さらに研究が進むと健康長寿の延長は実現する可能性がある。画像はイメージ。(写真/Adobe Stock)
- 老化抑制薬の登場と課題→
老化を防ぐ薬の登場は制度面・社会的・経済的・倫理的な問題を引き起こす可能性がある。- 保険診療の可能性と限界→
老化が全ての病気の根本に関わるため保険診療の対象となる可能性がある一方、全員が対象になると保険財源では対応できない懸念がある。- 自由診療と倫理的課題→
自由診療であれば制度の制約は少ないが、社会的・倫理的な課題は依然として残されている。
ヒフコNEWSで伝えているように、このような老化を防ぐような薬が登場してくると、制度や社会的、経済的、倫理的問題が起きる可能性がある。老化はあらゆる病気の大元になるもので、そのような意味からは、保険診療で治療の対象となる可能性もある。一方で、誰しも老化する中で、老化を治療すると、全員が治療対象になるので、保険に基づくお金では賄いきれないと見られる。さらに、自由診療であれば制度上の制約は少ないかもしれないが、社会的、倫理的課題が残る。
老化を防ぐ薬をどのような制度の下で使うのか、決めていく必要がある。寿命が延びた人が社会的、経済的に活躍し続けられるようにするには、どのような制度設計が求められるのかも検討すべきだ。いつまでも若く保たれることは良いことだが、老化をめぐる制度は国内外ともに整っておらず、大きな課題になっている。

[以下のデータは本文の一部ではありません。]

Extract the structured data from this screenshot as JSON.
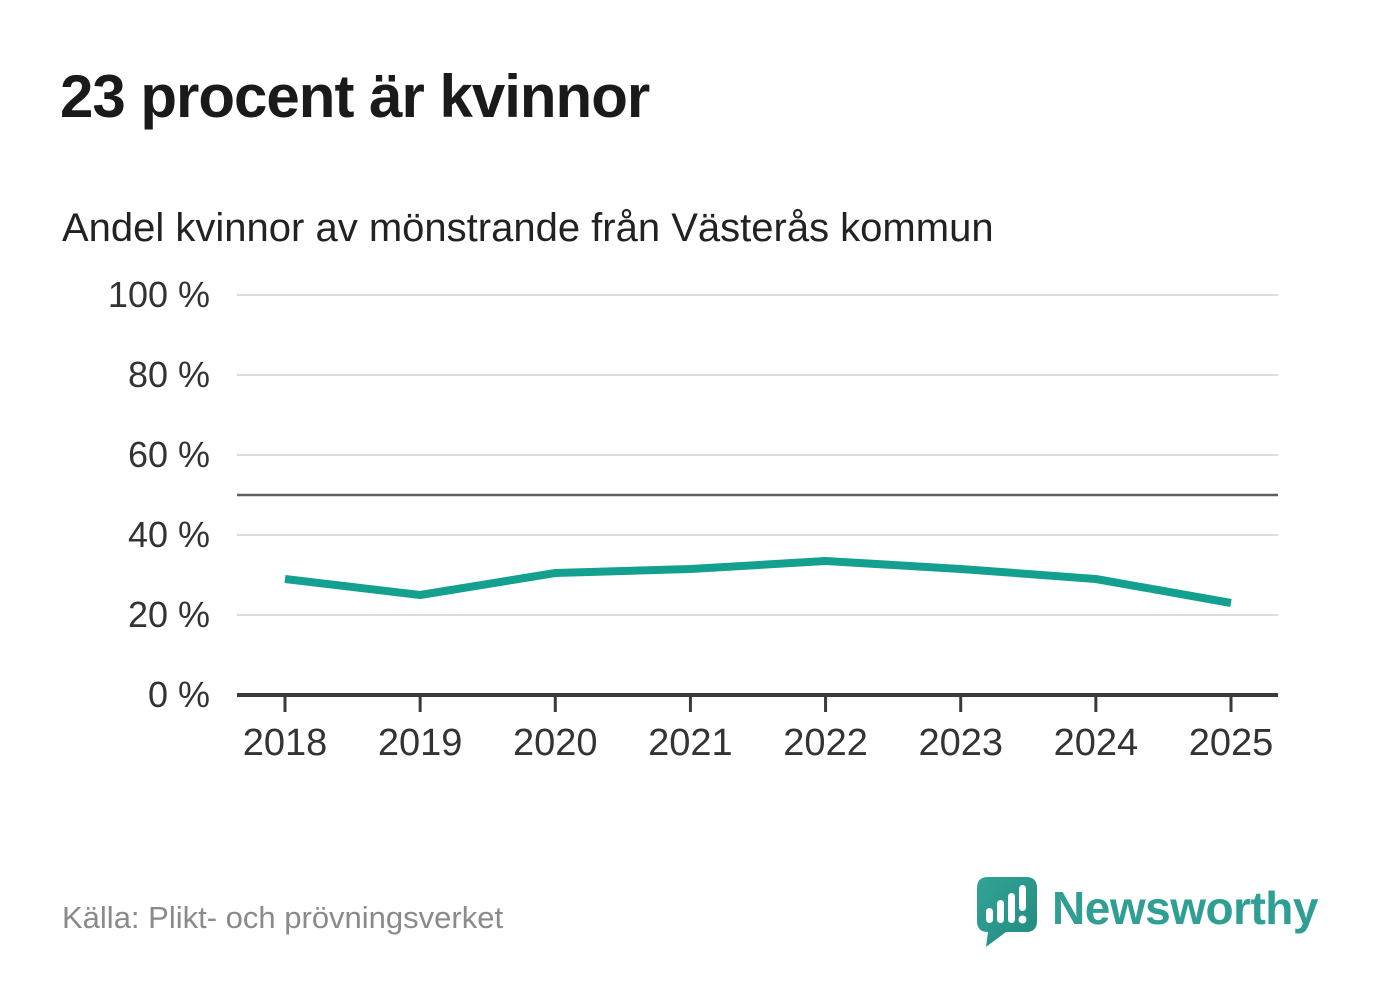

今後、美容クリニックは、外見だけではなく、総合的な若返りを実現する医療機関として存在感を増してくる可能性がある。そうしたクリニックが、美容外科や美容皮膚科に加え、美容内科の治療のみならず、そのような制度に関わる課題についても率先して考える必要があるのかもしれない。
一般に若返りの医療に関心を持つ人にとっては、このような新しい治療の登場に注目し、情報収集や利用すべきかどうか判断が求められるだろう。